昨日の事がまだ頭から消えないまま夜の仕事に向かい、流星を目の前に思わず顔を顰めた。
「こわっ、俺の顔みて怒んなよ」
流星はクスクス笑って、通りすがりに俺の肩を叩いた。
「お前、俺になんか言うことねぇの?」
振り返った俺に流星も同じく振り返り、一瞬首を傾げる。
「あー、カルシウムいっぱい食わせてもらったか?」
「は?」
「だってお前ずーっと怒ってんじゃん。カルシウム足りてねぇからイライラすんだよ」
「はぁ?そっちじゃねぇよ!お前、沙世さんになんつった?」
「あー、そっち?」
「そっちって、それしかねぇだろうが」
「お前の病んだ心を癒やしてもらおうと思って。俺もさぁ、一緒にご飯どう?なんて誘われたけど申し訳なく断ったんだよ」
「お前が居たら即、帰るわ」
そう言いながら冷蔵庫から水を取り出し、俺はソファーに腰を下ろした。
「しっかし、あの人マジ綺麗だな」
「は?」
「癒されそう」
「どこがだよ。
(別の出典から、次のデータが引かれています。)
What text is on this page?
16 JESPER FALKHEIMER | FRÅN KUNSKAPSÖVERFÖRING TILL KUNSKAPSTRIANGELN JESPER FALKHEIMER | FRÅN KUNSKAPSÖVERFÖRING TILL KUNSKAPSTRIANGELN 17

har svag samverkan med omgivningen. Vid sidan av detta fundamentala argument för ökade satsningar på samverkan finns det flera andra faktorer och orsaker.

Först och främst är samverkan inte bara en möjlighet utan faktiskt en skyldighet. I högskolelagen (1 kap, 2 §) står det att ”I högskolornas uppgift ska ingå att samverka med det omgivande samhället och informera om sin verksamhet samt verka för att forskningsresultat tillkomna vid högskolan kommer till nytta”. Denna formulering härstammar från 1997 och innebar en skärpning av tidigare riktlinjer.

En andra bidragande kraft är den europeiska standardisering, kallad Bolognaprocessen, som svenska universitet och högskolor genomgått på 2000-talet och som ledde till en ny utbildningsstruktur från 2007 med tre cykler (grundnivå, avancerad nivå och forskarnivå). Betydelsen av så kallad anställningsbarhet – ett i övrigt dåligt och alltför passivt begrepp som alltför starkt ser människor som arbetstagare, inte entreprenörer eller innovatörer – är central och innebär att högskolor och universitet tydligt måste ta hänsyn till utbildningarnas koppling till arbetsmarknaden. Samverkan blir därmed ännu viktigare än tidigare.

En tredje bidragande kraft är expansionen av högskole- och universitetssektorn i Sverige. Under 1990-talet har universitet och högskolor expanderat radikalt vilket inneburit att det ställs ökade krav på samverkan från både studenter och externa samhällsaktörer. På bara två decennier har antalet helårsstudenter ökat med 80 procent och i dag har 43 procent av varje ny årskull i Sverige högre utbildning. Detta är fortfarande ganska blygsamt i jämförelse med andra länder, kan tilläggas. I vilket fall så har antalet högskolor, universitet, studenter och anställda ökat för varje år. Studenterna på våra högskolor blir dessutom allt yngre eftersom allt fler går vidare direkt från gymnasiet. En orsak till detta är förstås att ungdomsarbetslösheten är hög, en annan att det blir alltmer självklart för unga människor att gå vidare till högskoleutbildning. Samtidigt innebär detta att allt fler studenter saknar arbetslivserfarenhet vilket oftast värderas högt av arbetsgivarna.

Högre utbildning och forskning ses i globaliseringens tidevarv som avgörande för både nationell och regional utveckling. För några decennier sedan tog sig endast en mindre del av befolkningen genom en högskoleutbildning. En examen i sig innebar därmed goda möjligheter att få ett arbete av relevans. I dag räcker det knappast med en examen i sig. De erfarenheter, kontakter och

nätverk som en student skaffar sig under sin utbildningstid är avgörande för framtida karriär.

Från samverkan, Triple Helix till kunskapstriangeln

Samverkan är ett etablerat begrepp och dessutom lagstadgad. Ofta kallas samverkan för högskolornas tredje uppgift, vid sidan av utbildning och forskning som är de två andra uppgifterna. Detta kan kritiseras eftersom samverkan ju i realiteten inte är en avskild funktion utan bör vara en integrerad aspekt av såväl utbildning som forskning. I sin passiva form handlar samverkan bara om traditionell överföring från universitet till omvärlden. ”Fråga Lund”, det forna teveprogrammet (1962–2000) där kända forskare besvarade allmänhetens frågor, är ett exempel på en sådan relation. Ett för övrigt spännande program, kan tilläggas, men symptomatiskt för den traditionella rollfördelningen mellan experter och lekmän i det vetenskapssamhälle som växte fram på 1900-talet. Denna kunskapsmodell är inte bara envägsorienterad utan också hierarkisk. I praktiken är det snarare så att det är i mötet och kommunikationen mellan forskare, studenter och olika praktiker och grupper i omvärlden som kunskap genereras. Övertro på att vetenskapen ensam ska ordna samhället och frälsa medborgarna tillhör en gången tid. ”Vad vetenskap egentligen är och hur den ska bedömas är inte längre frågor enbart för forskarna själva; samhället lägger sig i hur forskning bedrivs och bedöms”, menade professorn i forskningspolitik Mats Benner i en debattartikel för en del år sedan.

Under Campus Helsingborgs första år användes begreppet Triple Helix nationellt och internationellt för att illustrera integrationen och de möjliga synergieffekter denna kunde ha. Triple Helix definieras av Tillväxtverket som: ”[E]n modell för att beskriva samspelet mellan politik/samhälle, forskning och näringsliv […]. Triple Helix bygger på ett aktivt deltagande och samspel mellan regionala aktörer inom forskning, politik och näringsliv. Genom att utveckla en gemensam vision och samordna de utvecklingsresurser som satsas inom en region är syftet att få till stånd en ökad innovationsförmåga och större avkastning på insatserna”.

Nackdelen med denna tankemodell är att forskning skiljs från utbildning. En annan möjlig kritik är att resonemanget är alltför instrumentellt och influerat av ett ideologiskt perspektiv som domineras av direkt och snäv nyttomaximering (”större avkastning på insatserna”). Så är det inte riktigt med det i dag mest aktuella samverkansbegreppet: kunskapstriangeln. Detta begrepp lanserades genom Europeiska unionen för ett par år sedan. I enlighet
本人に言えば?調子乗って何か買ってくれんだろ」
フッと笑いながら俺はタバコを咥える。
「あー。俺、女に貢がせるの好きじゃねぇからな。物より愛が欲しいってか?」
「気持ち悪い事いうなよ」
「いや、俺じゃねぇよ。お前の心理してやった」
「はぁ?」
「物はいらねぇから、愛がほしいって――…」
ギャハハ。と流星の声が避けられたかと思うと、
「なんすか、愛がほしいとかって」
アキがケラケラ笑いながら入ってきた。